Fox’s Sky Purchase Said to Face EU Review in March SoonestBy and
U.K. minister won’t make call on review until EU filing made
Murdoch seeking 61 percent of Sky not already owned by Fox
European competition authorities may be formally notified of 21st Century Fox Inc.’s bid for the rest of Sky Plc in March at the earliest, setting off reviews of the $14.5 billion deal, according to a person familiar with the matter.
The companies’ filing to the EU allows regulators to check whether the deal might harm competition. It would also start a window of 10 working days during which the U.K. culture secretary must decide whether to refer the bid for scrutiny to the country’s communications regulator, Ofcom. The person asked not to be identified as the information is confidential.

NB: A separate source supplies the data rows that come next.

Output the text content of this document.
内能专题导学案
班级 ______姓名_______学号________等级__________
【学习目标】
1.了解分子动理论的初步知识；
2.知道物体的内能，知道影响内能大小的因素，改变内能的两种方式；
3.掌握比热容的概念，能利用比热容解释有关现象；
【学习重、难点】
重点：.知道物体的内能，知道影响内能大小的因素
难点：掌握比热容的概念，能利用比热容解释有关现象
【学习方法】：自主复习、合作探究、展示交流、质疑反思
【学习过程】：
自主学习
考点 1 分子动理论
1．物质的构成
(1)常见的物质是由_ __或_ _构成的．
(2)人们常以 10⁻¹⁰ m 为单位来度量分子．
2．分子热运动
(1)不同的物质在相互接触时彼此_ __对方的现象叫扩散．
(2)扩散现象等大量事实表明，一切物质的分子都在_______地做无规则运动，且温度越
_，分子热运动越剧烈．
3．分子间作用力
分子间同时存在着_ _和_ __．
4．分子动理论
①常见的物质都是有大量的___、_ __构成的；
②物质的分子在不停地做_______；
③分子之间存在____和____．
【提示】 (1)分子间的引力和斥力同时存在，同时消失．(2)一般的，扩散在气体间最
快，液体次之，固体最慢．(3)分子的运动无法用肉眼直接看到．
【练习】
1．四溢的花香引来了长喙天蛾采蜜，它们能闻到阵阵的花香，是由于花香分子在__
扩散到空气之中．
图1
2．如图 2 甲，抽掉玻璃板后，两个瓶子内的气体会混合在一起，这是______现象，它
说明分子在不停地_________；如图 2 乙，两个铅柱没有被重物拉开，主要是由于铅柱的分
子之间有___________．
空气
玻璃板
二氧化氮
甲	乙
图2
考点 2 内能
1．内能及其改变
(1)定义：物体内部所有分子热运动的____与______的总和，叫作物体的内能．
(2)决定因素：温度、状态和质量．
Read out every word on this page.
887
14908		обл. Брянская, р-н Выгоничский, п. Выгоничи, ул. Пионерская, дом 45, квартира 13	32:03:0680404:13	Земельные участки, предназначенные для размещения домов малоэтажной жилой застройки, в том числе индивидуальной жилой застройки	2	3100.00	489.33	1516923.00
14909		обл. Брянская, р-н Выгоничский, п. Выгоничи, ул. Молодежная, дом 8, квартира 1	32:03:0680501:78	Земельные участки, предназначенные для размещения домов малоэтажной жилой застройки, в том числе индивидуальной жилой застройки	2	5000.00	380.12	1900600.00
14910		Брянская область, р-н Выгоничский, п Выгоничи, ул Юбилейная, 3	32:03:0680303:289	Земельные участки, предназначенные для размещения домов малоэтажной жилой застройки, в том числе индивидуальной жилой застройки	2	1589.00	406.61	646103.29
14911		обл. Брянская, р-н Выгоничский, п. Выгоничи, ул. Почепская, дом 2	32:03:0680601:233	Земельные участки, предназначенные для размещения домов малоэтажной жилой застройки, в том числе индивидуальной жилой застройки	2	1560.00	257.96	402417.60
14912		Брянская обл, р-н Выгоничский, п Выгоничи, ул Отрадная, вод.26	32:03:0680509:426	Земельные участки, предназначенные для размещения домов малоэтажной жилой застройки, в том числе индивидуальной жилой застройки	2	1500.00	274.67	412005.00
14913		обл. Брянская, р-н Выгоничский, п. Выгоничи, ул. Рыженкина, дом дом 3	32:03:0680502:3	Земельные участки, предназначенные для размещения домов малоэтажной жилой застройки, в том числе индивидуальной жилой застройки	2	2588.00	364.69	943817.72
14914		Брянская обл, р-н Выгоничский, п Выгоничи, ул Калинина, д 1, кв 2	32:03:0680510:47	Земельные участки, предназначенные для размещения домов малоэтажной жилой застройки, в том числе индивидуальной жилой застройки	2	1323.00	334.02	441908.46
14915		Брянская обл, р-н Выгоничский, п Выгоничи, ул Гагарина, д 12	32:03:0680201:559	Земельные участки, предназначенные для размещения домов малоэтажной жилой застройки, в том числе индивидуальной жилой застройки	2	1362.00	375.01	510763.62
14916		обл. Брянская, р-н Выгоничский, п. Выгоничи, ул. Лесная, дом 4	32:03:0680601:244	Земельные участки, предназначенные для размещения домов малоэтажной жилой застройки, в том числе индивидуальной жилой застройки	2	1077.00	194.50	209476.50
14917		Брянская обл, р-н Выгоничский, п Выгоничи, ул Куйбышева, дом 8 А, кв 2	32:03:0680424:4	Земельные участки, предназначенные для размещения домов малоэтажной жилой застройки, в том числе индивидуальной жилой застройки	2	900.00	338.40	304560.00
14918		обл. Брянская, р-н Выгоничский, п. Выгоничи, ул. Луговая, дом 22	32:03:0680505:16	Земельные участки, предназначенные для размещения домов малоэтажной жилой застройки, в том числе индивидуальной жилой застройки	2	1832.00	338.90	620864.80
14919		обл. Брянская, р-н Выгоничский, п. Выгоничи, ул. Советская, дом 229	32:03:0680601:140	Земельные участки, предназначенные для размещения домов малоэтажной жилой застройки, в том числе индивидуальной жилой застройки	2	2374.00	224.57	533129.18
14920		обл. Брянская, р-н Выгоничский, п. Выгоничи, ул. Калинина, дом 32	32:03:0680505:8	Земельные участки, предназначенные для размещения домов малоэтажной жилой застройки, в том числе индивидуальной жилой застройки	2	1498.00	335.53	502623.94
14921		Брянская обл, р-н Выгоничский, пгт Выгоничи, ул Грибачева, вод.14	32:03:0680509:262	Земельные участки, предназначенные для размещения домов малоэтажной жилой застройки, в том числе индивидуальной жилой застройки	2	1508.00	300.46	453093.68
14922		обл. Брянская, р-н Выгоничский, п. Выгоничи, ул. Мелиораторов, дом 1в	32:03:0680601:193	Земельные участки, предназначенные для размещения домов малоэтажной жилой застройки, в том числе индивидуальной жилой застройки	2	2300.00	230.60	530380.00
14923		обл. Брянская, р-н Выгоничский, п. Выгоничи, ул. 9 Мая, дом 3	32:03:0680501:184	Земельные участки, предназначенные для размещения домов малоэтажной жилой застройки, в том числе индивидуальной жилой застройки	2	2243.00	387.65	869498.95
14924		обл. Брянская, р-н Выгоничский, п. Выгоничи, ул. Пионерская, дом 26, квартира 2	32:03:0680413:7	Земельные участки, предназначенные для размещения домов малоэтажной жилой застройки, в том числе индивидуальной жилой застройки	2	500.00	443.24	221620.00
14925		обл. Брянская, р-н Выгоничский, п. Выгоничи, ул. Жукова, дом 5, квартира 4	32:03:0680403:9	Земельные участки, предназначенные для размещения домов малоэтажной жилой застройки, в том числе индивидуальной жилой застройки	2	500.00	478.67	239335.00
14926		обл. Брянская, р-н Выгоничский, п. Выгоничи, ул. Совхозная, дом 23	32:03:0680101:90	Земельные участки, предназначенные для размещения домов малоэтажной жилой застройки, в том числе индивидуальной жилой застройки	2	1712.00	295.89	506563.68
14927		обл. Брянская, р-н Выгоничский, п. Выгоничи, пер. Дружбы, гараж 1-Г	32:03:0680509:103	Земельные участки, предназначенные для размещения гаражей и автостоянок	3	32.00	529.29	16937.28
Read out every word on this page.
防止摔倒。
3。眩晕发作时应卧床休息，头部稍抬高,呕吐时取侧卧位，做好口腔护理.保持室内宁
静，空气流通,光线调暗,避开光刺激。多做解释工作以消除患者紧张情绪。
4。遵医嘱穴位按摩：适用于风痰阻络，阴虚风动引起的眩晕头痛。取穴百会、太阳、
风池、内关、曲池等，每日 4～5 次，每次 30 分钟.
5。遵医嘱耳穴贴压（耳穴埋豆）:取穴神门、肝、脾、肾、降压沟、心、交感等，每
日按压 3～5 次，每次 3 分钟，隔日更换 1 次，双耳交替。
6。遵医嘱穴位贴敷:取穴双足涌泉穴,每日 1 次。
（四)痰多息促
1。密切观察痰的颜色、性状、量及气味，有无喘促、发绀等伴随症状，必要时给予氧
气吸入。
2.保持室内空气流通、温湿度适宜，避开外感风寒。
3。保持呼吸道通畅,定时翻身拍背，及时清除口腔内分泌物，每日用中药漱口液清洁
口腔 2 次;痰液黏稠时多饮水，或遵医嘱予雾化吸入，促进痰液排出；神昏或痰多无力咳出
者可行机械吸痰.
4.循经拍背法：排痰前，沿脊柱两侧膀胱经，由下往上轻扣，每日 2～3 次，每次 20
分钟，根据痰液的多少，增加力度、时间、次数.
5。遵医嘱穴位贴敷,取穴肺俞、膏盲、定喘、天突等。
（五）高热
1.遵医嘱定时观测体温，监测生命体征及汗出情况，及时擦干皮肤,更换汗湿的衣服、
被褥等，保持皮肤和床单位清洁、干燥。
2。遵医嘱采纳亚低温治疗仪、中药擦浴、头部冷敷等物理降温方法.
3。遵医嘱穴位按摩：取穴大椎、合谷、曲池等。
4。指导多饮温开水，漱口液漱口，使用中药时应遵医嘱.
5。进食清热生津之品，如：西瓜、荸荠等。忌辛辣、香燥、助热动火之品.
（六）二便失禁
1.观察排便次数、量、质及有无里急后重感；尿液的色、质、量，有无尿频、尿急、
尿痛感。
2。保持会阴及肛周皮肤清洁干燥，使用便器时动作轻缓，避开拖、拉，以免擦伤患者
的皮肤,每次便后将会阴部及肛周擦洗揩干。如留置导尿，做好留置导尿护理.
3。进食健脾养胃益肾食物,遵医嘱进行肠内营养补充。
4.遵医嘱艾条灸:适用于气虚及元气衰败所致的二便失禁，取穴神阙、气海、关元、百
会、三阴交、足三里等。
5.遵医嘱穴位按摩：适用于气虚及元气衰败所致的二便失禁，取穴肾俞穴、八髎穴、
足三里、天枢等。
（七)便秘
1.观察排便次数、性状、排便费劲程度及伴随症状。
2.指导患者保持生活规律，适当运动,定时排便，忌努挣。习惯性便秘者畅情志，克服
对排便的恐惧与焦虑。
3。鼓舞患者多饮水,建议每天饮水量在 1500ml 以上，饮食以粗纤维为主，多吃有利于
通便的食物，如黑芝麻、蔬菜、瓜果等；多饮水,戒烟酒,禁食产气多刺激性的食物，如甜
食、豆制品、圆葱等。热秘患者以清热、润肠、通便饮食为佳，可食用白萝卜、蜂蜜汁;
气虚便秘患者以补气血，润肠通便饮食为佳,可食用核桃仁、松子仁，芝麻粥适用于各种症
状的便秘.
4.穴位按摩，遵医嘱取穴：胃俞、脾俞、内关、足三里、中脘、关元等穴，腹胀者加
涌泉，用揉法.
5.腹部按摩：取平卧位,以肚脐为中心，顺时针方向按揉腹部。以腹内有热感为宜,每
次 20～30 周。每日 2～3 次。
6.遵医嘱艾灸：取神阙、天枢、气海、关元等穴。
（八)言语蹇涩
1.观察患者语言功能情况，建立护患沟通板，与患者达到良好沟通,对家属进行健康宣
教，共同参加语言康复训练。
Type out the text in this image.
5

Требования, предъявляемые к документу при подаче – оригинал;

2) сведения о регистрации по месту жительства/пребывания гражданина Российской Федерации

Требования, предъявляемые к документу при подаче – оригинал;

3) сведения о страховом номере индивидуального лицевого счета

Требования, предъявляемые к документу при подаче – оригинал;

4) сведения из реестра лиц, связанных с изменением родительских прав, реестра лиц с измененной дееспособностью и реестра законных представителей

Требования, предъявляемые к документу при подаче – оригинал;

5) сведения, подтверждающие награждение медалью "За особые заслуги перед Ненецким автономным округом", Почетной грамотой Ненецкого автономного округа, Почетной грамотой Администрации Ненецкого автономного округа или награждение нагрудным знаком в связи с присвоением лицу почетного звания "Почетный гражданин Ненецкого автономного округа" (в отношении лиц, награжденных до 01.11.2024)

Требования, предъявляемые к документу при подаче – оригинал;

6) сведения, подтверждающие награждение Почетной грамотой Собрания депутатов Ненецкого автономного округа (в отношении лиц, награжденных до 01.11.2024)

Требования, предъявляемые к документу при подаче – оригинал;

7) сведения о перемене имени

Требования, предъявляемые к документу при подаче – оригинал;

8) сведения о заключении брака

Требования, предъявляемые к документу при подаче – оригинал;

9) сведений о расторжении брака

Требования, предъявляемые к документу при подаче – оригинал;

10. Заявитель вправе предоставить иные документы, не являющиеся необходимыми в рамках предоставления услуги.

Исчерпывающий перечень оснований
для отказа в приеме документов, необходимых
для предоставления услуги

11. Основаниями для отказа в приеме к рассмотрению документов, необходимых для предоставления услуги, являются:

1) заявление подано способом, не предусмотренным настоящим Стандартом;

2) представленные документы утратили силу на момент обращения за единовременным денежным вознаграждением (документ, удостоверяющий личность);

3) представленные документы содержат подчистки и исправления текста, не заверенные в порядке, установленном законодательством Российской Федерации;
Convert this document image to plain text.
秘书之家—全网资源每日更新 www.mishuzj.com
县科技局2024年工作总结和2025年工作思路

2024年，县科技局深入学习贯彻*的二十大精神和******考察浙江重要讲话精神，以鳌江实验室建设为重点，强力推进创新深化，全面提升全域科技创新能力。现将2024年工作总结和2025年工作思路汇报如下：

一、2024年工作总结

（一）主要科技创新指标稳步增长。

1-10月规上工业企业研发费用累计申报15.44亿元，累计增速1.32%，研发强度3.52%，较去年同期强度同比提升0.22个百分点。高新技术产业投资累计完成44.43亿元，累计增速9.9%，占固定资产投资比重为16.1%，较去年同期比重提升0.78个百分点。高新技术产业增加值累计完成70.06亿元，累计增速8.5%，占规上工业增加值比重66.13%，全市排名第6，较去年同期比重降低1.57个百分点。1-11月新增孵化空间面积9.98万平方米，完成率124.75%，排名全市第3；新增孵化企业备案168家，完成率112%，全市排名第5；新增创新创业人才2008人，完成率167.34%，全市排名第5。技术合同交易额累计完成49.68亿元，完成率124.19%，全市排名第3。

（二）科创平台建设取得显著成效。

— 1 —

Rupert Murdoch’s Fox bid this month for the 61 percent it doesn’t own of Sky, the U.K.’s largest pay-TV provider. The renewed pursuit comes as traditional media companies increasingly seek to combine content with distribution to fend off digital rivals including Netflix Inc. The deal spurred fresh complaints about potential risks to U.K. media plurality from opponents of the billionaire, whose first approach for Sky was derailed in 2011 by a phone-hacking scandal at his newspapers.
U.K. Culture Secretary Karen Bradley is facing pressure to have Ofcom review the deal on public-interest grounds from the opposition Labour Party and campaigners including Hacked Off, a media accountability advocacy group formed during the phone-hacking scandal. Speaking in the House of Commons on Tuesday, Bradley said she understands the concerns of the public and Parliament over the proposed takeover but cannot address them until she is formally notified.
Bradley told lawmakers she “will not be taking a break over Christmas” and will update them after the holiday.
Sky’s shares are trading at a discount to the 10.75 pound ($13.30) per share offer, as investors weigh regulatory and political risks and the time it may take to complete the deal. European competition authorities weren’t officially notified of Murdoch’s 2010 bid for Sky until more than four months after the offer was made public.
Representatives of Fox and Sky declined to comment.
Shares of Sky rose 0.1 percent to 987 pence at 1:36 p.m. in London.
Decisions for Bradley
Bradley will probably refer the bid to Ofcom, according to Enders Analysis in London. The threshold for intervention is low; it’s the easier path to take and a referral doesn’t prejudge the outcome of an investigation by the regulator, analysts led by Alice Enders wrote in a report on Wednesday.
Evan Harris, joint executive director of Hacked Off, said Fox’s bid for Sky makes it even more important for Bradley to also decide to move ahead with a second phase of an inquiry into the phone-hacking scandal, known as Leveson 2. The inquiry would address whether Fox Chief Executive Officer and Sky Chairman James Murdoch’s past conduct with regards to the phone-hacking scandal affects a corporate-governance requirement for Sky to hold a broadcasting license, known as the “fit and proper person test.”
“This means that for the next few months the culture secretary will be waiting to make a decision on referring the Fox bid to Ofcom as well as considering whether to cancel the ‘Leveson 2’ inquiry,” Harris said.